Steuerabzug: Auswirkungen des Arbeitsorts
KURZ ZUSAMMENGEFASST
Ein Steuerabzug für ein Arbeitszimmer ist nur möglich, wenn der Arbeitnehmer regelmässig einen wesentlichen Teil seiner Tätigkeit zu Hause ausführt und kein geeigneter Arbeitsplatz beim Arbeitgeber zur Verfügung steht. Das Bundesgericht verlangt hierfür einen strengen Beweis, dass die Arbeit zu Hause nicht freiwillig, sondern aus der Notwendigkeit heraus erfolgt. Bei modernen Arbeitskonzepten wie «Smart Working» reicht die bloße Möglichkeit der Telearbeit nicht aus, um Kosten für ein privates Arbeitszimmer abzuziehen.
Die wichtigsten Punkte:
- Ein Steuerabzug setzt voraus, dass regelmässig ca. zwei volle Arbeitstage pro Woche zu Hause geleistet werden müssen.

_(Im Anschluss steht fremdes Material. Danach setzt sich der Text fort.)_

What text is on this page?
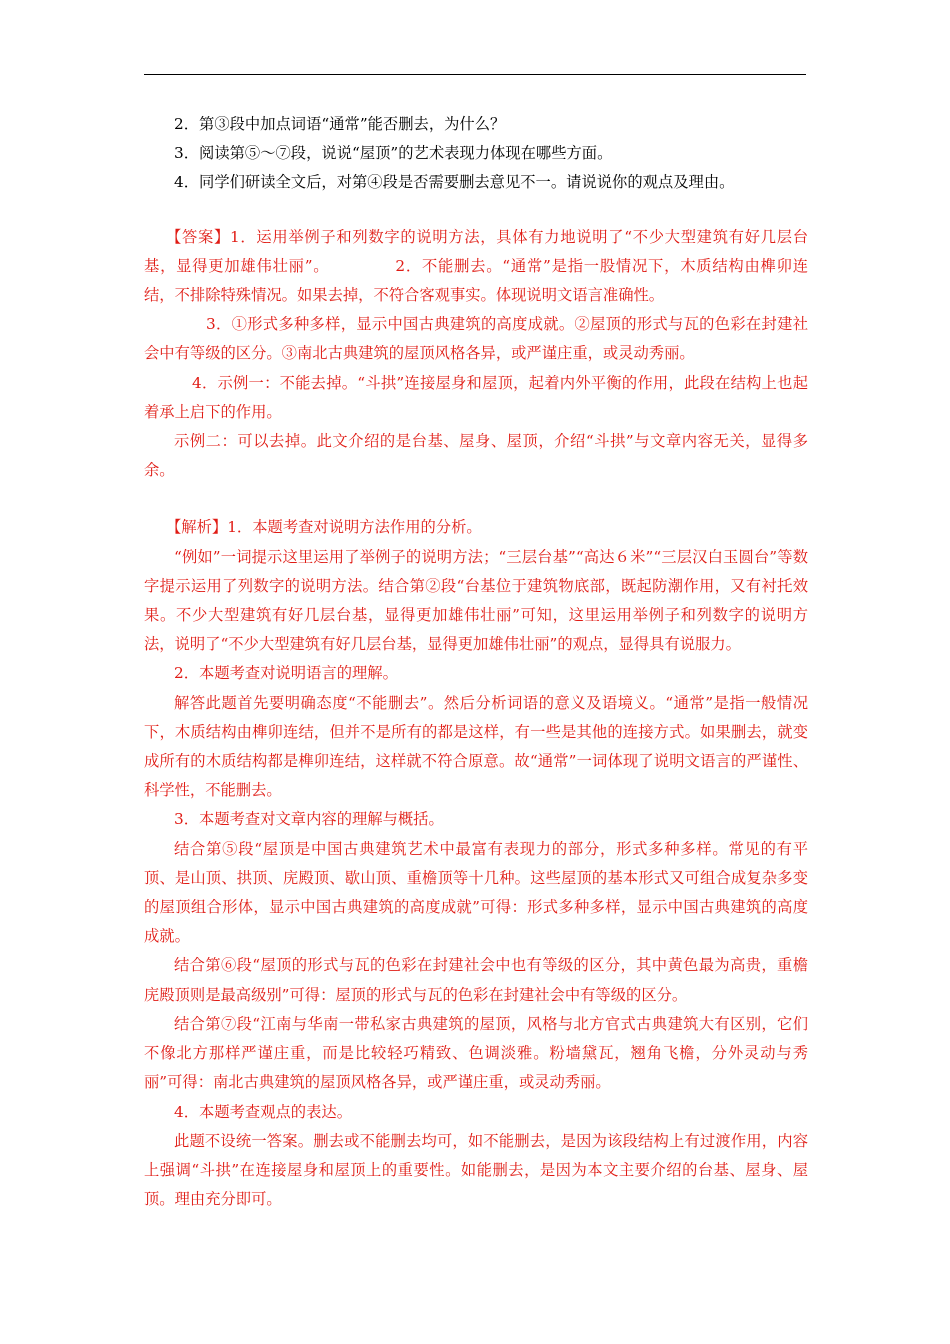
2．第③段中加点词语“通常”能否删去，为什么？

3．阅读第⑤～⑦段，说说“屋顶”的艺术表现力体现在哪些方面。

4．同学们研读全文后，对第④段是否需要删去意见不一。请说说你的观点及理由。

【答案】1．运用举例子和列数字的说明方法，具体有力地说明了“不少大型建筑有好几层台基，显得更加雄伟壮丽”。	2．不能删去。“通常”是指一股情况下，木质结构由榫卯连结，不排除特殊情况。如果去掉，不符合客观事实。体现说明文语言准确性。

3．①形式多种多样，显示中国古典建筑的高度成就。②屋顶的形式与瓦的色彩在封建社会中有等级的区分。③南北古典建筑的屋顶风格各异，或严谨庄重，或灵动秀丽。

4．示例一：不能去掉。“斗拱”连接屋身和屋顶，起着内外平衡的作用，此段在结构上也起着承上启下的作用。

示例二：可以去掉。此文介绍的是台基、屋身、屋顶，介绍“斗拱”与文章内容无关，显得多余。

【解析】1．本题考查对说明方法作用的分析。

“例如”一词提示这里运用了举例子的说明方法；“三层台基”“高达６米”“三层汉白玉圆台”等数字提示运用了列数字的说明方法。结合第②段“台基位于建筑物底部，既起防潮作用，又有衬托效果。不少大型建筑有好几层台基，显得更加雄伟壮丽”可知，这里运用举例子和列数字的说明方法，说明了“不少大型建筑有好几层台基，显得更加雄伟壮丽”的观点，显得具有说服力。

2．本题考查对说明语言的理解。

解答此题首先要明确态度“不能删去”。然后分析词语的意义及语境义。“通常”是指一般情况下，木质结构由榫卯连结，但并不是所有的都是这样，有一些是其他的连接方式。如果删去，就变成所有的木质结构都是榫卯连结，这样就不符合原意。故“通常”一词体现了说明文语言的严谨性、科学性，不能删去。

3．本题考查对文章内容的理解与概括。

结合第⑤段“屋顶是中国古典建筑艺术中最富有表现力的部分，形式多种多样。常见的有平顶、是山顶、拱顶、庑殿顶、歇山顶、重檐顶等十几种。这些屋顶的基本形式又可组合成复杂多变的屋顶组合形体，显示中国古典建筑的高度成就”可得：形式多种多样，显示中国古典建筑的高度成就。

结合第⑥段“屋顶的形式与瓦的色彩在封建社会中也有等级的区分，其中黄色最为高贵，重檐庑殿顶则是最高级别”可得：屋顶的形式与瓦的色彩在封建社会中有等级的区分。

结合第⑦段“江南与华南一带私家古典建筑的屋顶，风格与北方官式古典建筑大有区别，它们不像北方那样严谨庄重，而是比较轻巧精致、色调淡雅。粉墙黛瓦，翘角飞檐，分外灵动与秀丽”可得：南北古典建筑的屋顶风格各异，或严谨庄重，或灵动秀丽。

4．本题考查观点的表达。

此题不设统一答案。删去或不能删去均可，如不能删去，是因为该段结构上有过渡作用，内容上强调“斗拱”在连接屋身和屋顶上的重要性。如能删去，是因为本文主要介绍的台基、屋身、屋顶。理由充分即可。
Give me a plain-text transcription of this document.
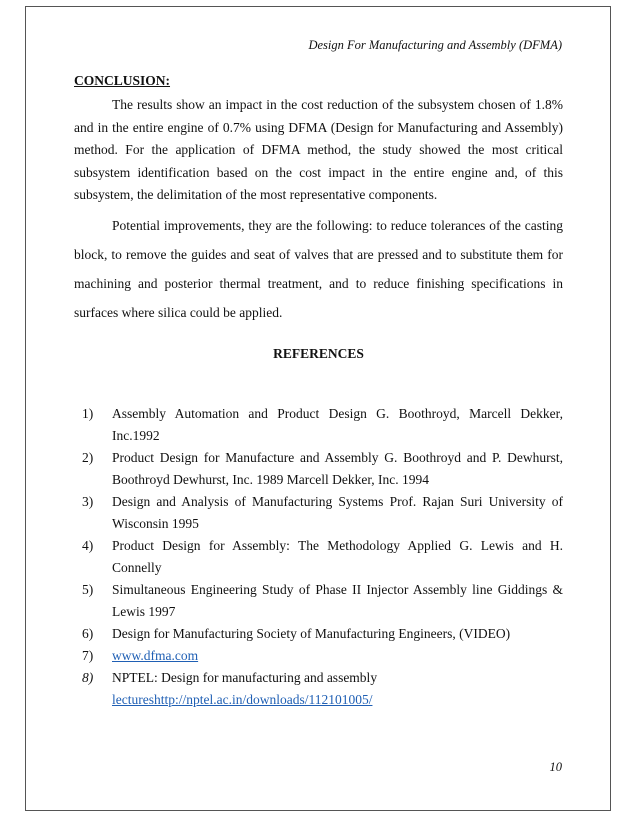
Design For Manufacturing and Assembly (DFMA)
CONCLUSION:

The results show an impact in the cost reduction of the subsystem chosen of 1.8% and in the entire engine of 0.7% using DFMA (Design for Manufacturing and Assembly) method. For the application of DFMA method, the study showed the most critical subsystem identification based on the cost impact in the entire engine and, of this subsystem, the delimitation of the most representative components.

Potential improvements, they are the following: to reduce tolerances of the casting block, to remove the guides and seat of valves that are pressed and to substitute them for machining and posterior thermal treatment, and to reduce finishing specifications in surfaces where silica could be applied.

REFERENCES
1)	Assembly Automation and Product Design G. Boothroyd, Marcell Dekker, Inc.1992
2)	Product Design for Manufacture and Assembly G. Boothroyd and P. Dewhurst, Boothroyd Dewhurst, Inc. 1989 Marcell Dekker, Inc. 1994
3)	Design and Analysis of Manufacturing Systems Prof. Rajan Suri University of Wisconsin 1995
4)	Product Design for Assembly: The Methodology Applied G. Lewis and H. Connelly
5)	Simultaneous Engineering Study of Phase II Injector Assembly line Giddings & Lewis 1997
6)	Design for Manufacturing Society of Manufacturing Engineers, (VIDEO)
7)	www.dfma.com
8)	NPTEL: Design for manufacturing and assembly
lectureshttp://nptel.ac.in/downloads/112101005/
10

- Der Arbeitgeber muss kein geeignetes Arbeitszimmer zur Verfügung stellen, damit private Räume abziehbar sind.
- Die Beweislast liegt beim Steuerpflichtigen; freiwilliges Homeoffice ohne zwingenden Grund ist nicht abziehbar.
- Bei grenzüberschreitender Telearbeit gelten seit 2025 neue Regeln für die Besteuerung in den fünf Nachbarstaaten.

Passende Arbeitshilfen
Unter welchen Bedingungen ist ein Steuerabzug für ein Homeoffice in der Schweiz zulässig?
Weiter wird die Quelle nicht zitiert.